This is one of those evolving shows that the further into its season you see it the more fortunate you will probably be because by all accounts, the show I saw last week (and yes, it still feels like I’m sitting in a very crowded economy class flight) is not the show people saw when it opened.
There’s something to be said for director Kip Williams if he is taking feedback on board and constantly tweaking this show. It tells me that he is not precious about criticism and is open to the possibilities of how this show might theatrically be stronger and better. Of course, the idea that if I paid $80+ to see this show and it’s still a work in progress and I saw it long before it had cohesive working parts then I don’t know that I’d feel happy about it either. From what I understand, it doesn’t have a final working script over two weeks into its season, which is still being slashed each week, and they’ve expanded the use of the auditorium in the play’s action much more than in previews.
So the question is- why is still undergoing significant work now it’s ‘live’? I think the answer lies in its concept. Williams seems to have decided on the concept of having the audience view a play from the stage, staring out into the empty cavernous space of the Sydney Theatre before he actually decided on the play. As a result, when you try to fit the play into the concept, you’re kind of working backwards and can struggle to make all the pieces form the whole. Williams’ ‘Macbeth’ is not quite whole yet but there are some really good things happening in this play at this stage and on this stage.
The first thirty minutes is hard going. It’s static and slow and adjusting to the Poor Theatre elements of a Grotowski-inspired vision with a dose of Artaud’s Theatre of Cruelty takes a bit of time. The first impulse is to giggle at images of the witches sticking their heads in buckets of water and then towel-drying off to play other characters or chucking a cup of blood over yourself as you are slain and there was definitely snickering when the apparitions hit themselves with bread rolls. But at least I could distract myself with the workings of the stage before I was genuinely distracted by the woman in the second row who was pulling out her phone to take pictures of Hugo Weaving (Macbeth).
And then they killed Duncan (John Gaden) and, as bizarre and ironic as it sounds, the play came to life.
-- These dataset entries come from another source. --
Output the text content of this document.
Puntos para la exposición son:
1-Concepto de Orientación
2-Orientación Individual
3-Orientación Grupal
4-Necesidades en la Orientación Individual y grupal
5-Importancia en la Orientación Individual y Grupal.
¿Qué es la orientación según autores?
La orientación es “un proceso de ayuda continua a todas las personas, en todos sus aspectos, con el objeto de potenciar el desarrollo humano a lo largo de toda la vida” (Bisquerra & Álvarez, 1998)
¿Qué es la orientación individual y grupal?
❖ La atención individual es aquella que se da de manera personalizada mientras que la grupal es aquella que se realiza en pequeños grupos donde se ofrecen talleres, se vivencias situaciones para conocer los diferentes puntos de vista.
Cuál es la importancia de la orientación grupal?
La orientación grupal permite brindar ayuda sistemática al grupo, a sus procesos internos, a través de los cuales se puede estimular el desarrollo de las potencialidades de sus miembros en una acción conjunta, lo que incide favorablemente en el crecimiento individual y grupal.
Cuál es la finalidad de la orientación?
The emptiness and stillness of the first Act was replaced by the spectacle and flourish of action, heightened by blinding fog and voices in the murky soup of the stage. The highlight came for me when Banquo’s (Paula Arundell) ghost sits at Macbeth’s table. Weaving’s breakdown as Macbeth was raw and confronting and it was there the intimacy of the contrived staging was a piece of magic.
Williams’ seems to have stripped ‘Macbeth’ of any humour. This version is dark and ghostly. It’s like watching a dream sequence. There’s something ethereal and ephemeral about it unfolding right in front of you, moving past you and yet, you’re not there. You are the empty seats, sometimes filled with the players (who is audience and who are we in this play?) and then they and we are gone. His vision encapsulates the temporal experience of theatre and we are at the heart of it in this experiment with proxemics.
There are times when the artifice is obvious but once you buy the vision that we are seated in the workings of the stage, amongst its trappings and mechanics, you give in to it. Williams is not after belief. He is more interested in the theatricality. So the gender-blind-casting of women to traditional male roles of Banquo and Macduff (Kate Box) is not an issue and feels almost natural in this ‘unnatural world’. The raining tinsel, the white face paint, the multi-purpose props, the dressing of Malcolm (Eden Falk), the apparitions, the assault of ominous creaks and mechanical groans from composer and sound designer Max Lyandvert, the shifts of lights from us to the ‘audience’ from Nick Schlieper and Alice Babidge’s design as we move from emptiness to opulence to downright mess before stripping the stage again- all serve to remind us that we are watching the artifice of art. We have been made a player in its action and there is some very fine acting happening on stage to complement the vision.
I’m not sure the expense of taking a 1000 seat classic proscenium arch theatre and then putting a miniscule amount of audience on the stage to sit with the actors as they play out ‘Macbeth’ for you can be thoroughly justified and I’m not sure if the experience could not have been achieved by just staging it in Wharf 2 but I still enjoyed it. Contrived and perhaps unjustified it may be but it was an experience that left me intrigued.